The proposed LSTM-BLS model predicted the risk of death after cardiovascular interventions with an accuracy of 87.46%, precision of 90.74%, and recall of 93.61%.
Does an improved LSTM-BLS machine learning model accurately predict 6-month postoperative mortality risk in patients undergoing cardiovascular interventions compared to traditional models?
A novel LSTM-BLS machine learning model utilizing a structured cardiovascular interventional database can accurately predict 6-month postoperative mortality, potentially aiding in timely clinical decision-making for high-risk patients.

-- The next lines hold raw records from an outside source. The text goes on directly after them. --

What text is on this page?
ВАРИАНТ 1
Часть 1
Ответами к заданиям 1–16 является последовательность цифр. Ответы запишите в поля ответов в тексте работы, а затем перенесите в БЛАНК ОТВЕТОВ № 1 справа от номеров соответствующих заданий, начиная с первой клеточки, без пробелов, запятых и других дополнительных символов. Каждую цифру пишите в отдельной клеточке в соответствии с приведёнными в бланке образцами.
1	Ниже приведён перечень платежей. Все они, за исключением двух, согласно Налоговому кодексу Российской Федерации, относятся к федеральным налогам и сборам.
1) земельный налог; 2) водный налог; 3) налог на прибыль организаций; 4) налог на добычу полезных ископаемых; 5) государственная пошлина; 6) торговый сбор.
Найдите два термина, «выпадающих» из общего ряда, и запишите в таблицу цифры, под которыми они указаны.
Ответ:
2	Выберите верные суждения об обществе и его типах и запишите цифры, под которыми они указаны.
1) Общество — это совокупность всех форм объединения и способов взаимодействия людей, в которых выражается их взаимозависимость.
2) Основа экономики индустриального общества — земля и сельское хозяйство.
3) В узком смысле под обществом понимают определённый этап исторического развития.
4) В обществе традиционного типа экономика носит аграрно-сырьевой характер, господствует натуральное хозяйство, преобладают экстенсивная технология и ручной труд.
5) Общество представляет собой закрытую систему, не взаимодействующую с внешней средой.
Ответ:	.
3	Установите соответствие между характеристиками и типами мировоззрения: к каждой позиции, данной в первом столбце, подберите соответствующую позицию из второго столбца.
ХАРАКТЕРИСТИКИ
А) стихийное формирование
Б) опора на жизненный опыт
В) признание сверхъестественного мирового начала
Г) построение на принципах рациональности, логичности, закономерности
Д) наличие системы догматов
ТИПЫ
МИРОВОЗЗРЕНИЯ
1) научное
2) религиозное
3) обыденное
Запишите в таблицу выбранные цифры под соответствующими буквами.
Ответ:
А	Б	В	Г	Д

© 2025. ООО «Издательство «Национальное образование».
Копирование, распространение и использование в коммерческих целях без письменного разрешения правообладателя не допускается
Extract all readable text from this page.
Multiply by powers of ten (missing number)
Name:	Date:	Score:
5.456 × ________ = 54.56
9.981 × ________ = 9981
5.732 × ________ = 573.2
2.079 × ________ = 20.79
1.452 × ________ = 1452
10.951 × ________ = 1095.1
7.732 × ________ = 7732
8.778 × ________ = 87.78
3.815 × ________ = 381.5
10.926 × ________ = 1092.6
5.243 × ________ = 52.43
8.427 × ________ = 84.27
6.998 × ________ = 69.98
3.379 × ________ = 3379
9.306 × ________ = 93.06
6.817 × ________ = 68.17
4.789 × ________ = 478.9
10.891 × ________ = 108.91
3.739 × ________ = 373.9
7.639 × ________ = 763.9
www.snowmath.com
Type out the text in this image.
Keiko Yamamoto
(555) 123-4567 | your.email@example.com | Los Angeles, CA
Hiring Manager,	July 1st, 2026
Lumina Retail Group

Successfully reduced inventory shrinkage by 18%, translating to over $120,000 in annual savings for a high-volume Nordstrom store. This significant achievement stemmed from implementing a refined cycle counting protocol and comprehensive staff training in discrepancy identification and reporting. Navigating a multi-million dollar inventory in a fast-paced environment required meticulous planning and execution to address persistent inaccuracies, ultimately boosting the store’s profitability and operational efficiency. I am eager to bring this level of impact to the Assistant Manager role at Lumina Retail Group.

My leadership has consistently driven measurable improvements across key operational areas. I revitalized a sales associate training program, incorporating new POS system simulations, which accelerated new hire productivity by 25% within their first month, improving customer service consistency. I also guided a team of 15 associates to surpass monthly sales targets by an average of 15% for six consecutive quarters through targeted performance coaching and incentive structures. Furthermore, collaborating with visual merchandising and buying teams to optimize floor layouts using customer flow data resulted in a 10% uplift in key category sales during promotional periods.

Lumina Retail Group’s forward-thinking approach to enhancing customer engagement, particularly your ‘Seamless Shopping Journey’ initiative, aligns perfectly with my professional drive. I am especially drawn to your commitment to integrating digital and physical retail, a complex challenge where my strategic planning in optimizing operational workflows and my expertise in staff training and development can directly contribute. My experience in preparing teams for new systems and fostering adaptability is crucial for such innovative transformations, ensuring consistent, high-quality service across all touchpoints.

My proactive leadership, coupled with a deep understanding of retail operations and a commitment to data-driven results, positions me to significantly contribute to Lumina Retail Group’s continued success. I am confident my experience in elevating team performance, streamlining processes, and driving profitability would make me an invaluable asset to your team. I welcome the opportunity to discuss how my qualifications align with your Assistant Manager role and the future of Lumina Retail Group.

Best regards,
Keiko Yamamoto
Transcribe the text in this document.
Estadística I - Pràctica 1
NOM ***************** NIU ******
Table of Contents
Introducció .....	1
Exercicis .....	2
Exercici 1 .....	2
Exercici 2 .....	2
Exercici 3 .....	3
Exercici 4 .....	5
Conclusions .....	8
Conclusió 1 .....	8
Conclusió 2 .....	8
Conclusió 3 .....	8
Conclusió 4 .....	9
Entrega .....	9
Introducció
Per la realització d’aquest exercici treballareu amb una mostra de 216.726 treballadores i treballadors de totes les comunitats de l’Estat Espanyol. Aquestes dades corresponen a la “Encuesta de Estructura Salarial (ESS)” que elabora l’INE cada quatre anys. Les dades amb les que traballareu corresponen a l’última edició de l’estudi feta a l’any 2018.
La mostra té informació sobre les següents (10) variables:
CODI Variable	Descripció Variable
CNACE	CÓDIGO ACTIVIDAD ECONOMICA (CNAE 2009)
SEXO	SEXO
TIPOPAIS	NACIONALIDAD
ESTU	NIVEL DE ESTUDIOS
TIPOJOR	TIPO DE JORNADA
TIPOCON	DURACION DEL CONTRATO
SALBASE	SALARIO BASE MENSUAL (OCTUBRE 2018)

In order to solve the problems of missing, discontinuous, and unstructured data in past cardiovascular interventional studies, this work constructed a database of specific cardiovascular interventional diseases. Within one year of its implementation in a top-three hospital in Zhejiang Province, the database collected a total of 728 cases of cardiovascular interventional patients, realizing the structuring of patient data and 360° whole-cycle management. With the support of a specific disease database, we proposed an improved LSTM-BLS model to predict the risk of death after cardiovascular interventions. Compared with the traditional long-short term memory (LSTM) model, the parallel learning structure-width learning system (BLS) was introduced to calculate the weights directly, which can solve the problems of overfitting and delay caused by the deep structure of LSTM, so as to improve the accuracy of prediction. The experimental results showed that the accuracy rate of the proposed model was 87.46%, the precision was 90.74%, and recall rate was 93.61%, which can objectively reflect the postoperative death risk of patients, and help doctors to make timely medical intervention for patients with high death risk.
Qi et al. (Sat,) conducted a other in Cardiovascular interventional diseases (n=728). LSTM-BLS model vs. Traditional LSTM, DNN, and RNN models was evaluated on Prediction accuracy of postoperative mortality risk. The proposed LSTM-BLS model predicted the risk of death after cardiovascular interventions with an accuracy of 87.46%, precision of 90.74%, and recall of 93.61%.